The guy sitting across the isle to my right was reading a book and underlining important passages, or things that stood out to him. That’s what I thought anyway, until I noticed that he was underlining pretty much everything. So I thought maybe that was the only way he’d know what he had read or hadn’t. Maybe? But I looked closer, and by this point I was definitely staring and the dude should have known he was doing something weird but no he just kept on going. Upon closer investigation I noted that he wasn’t underlining everything, but at least 80% of each paragraph. He’d skip a sentence here and there and sometimes a word or two within a sentence.
Before taking off at JFK a flight attendant told someone a few rows ahead of me that they needed to put their water away because it was “against TSA for people to have drinks on the plane before it takes off.” This made no sense to anyone really, except the person who she was telling this too who bought it hook line and sinker. Another passenger asked if it was not allowed how come they serve drinks before take off in first class, to which the attendant responded “they pay more.” The lesson here is that apparently, if something is against TSA you can just fork over some extra cash and it’s all good.
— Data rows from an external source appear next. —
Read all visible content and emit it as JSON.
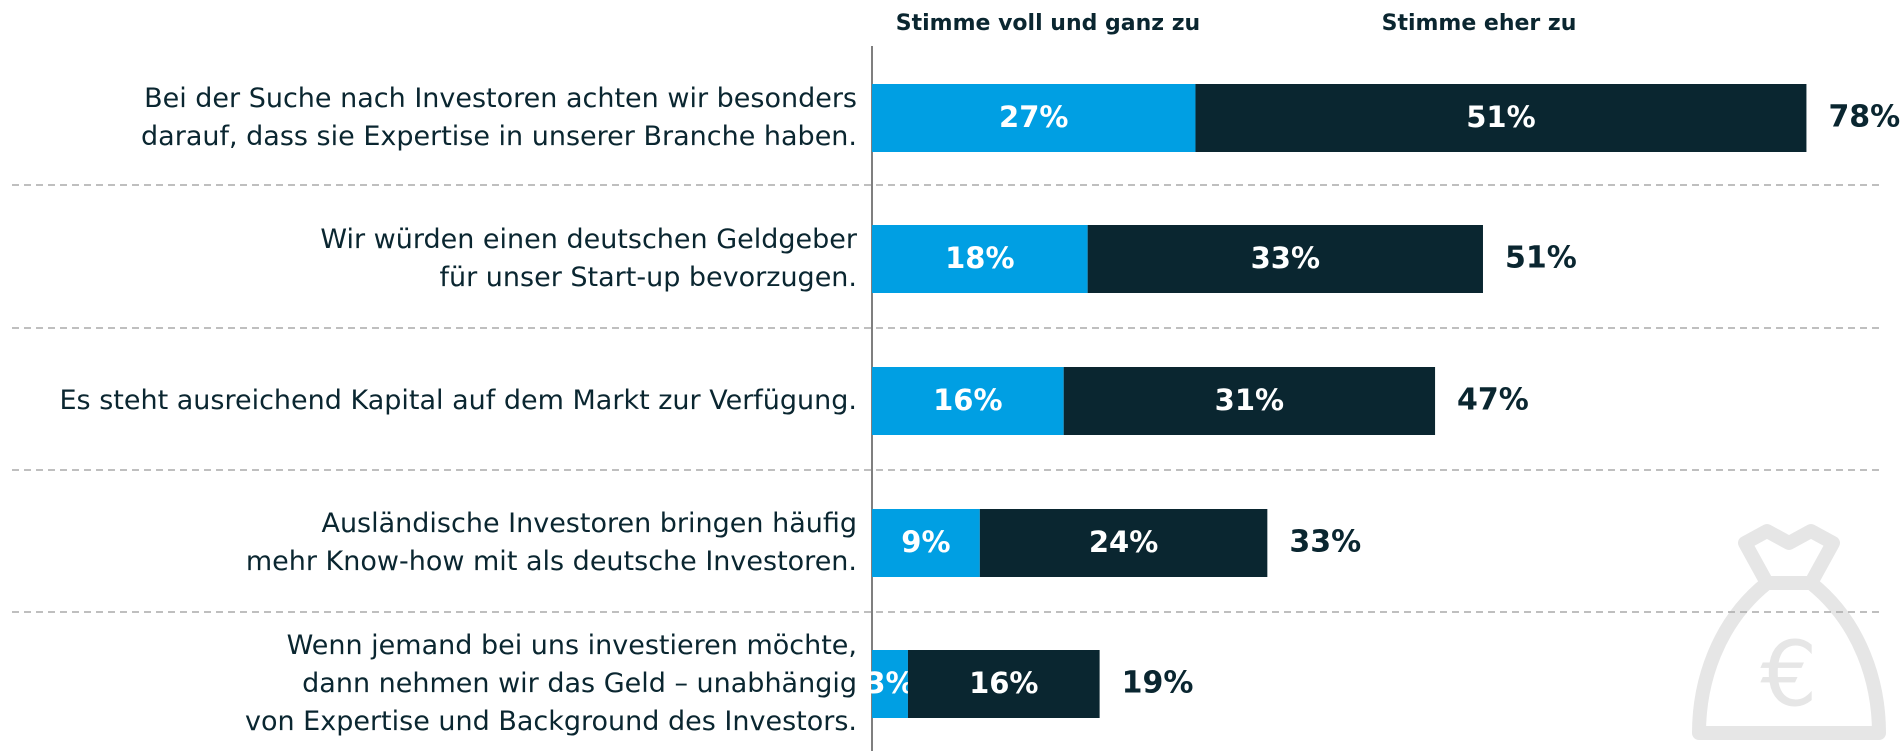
{
  "chart_data": {
    "type": "stacked_barh",
    "categories": [
      "Bei der Suche nach Investoren achten wir besonders\ndarauf, dass sie Expertise in unserer Branche haben.",
      "Wir würden einen deutschen Geldgeber\nfür unser Start-up bevorzugen.",
      "Es steht ausreichend Kapital auf dem Markt zur Verfügung.",
      "Ausländische Investoren bringen häufig\nmehr Know-how mit als deutsche Investoren.",
      "Wenn jemand bei uns investieren möchte,\ndann nehmen wir das Geld – unabhängig\nvon Expertise und Background des Investors."
    ],
    "series": [
      {
        "name": "Stimme voll und ganz zu",
        "color": "#009fe3",
        "values": [
          27,
          18,
          16,
          9,
          3
        ],
        "value_labels": [
          "27%",
          "18%",
          "16%",
          "9%",
          "3%"
        ]
      },
      {
        "name": "Stimme eher zu",
        "color": "#0a2630",
        "values": [
          51,
          33,
          31,
          24,
          16
        ],
        "value_labels": [
          "51%",
          "33%",
          "31%",
          "24%",
          "16%"
        ]
      }
    ],
    "totals": [
      78,
      51,
      47,
      33,
      19
    ],
    "total_labels": [
      "78%",
      "51%",
      "47%",
      "33%",
      "19%"
    ],
    "xlim": [
      0,
      100
    ]
  }
}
There was a lady with 2 giant suitcases complaining to her self that she didn’t understand how people could leave the house with just one small bag and they must live like savages.
The guy directly next to me on the left pulled out a zip-lock back of potato chips that he’d had in his pocket for half the damn flight. Of course these were crushed all to hell and it was mostly potato chip dust at this point and rather than opening it up and just pouring it into his gross face like any normal person would he insisted on picking out each individual chip crumb with his sausagey fingers, eating it by putting half his hand into his mouth and then followed that by wiping his fingers on his pants. Then he’d repeat that whole thing over again. He did this for almost an hour before I finally killed myself because I couldn’t take it any longer.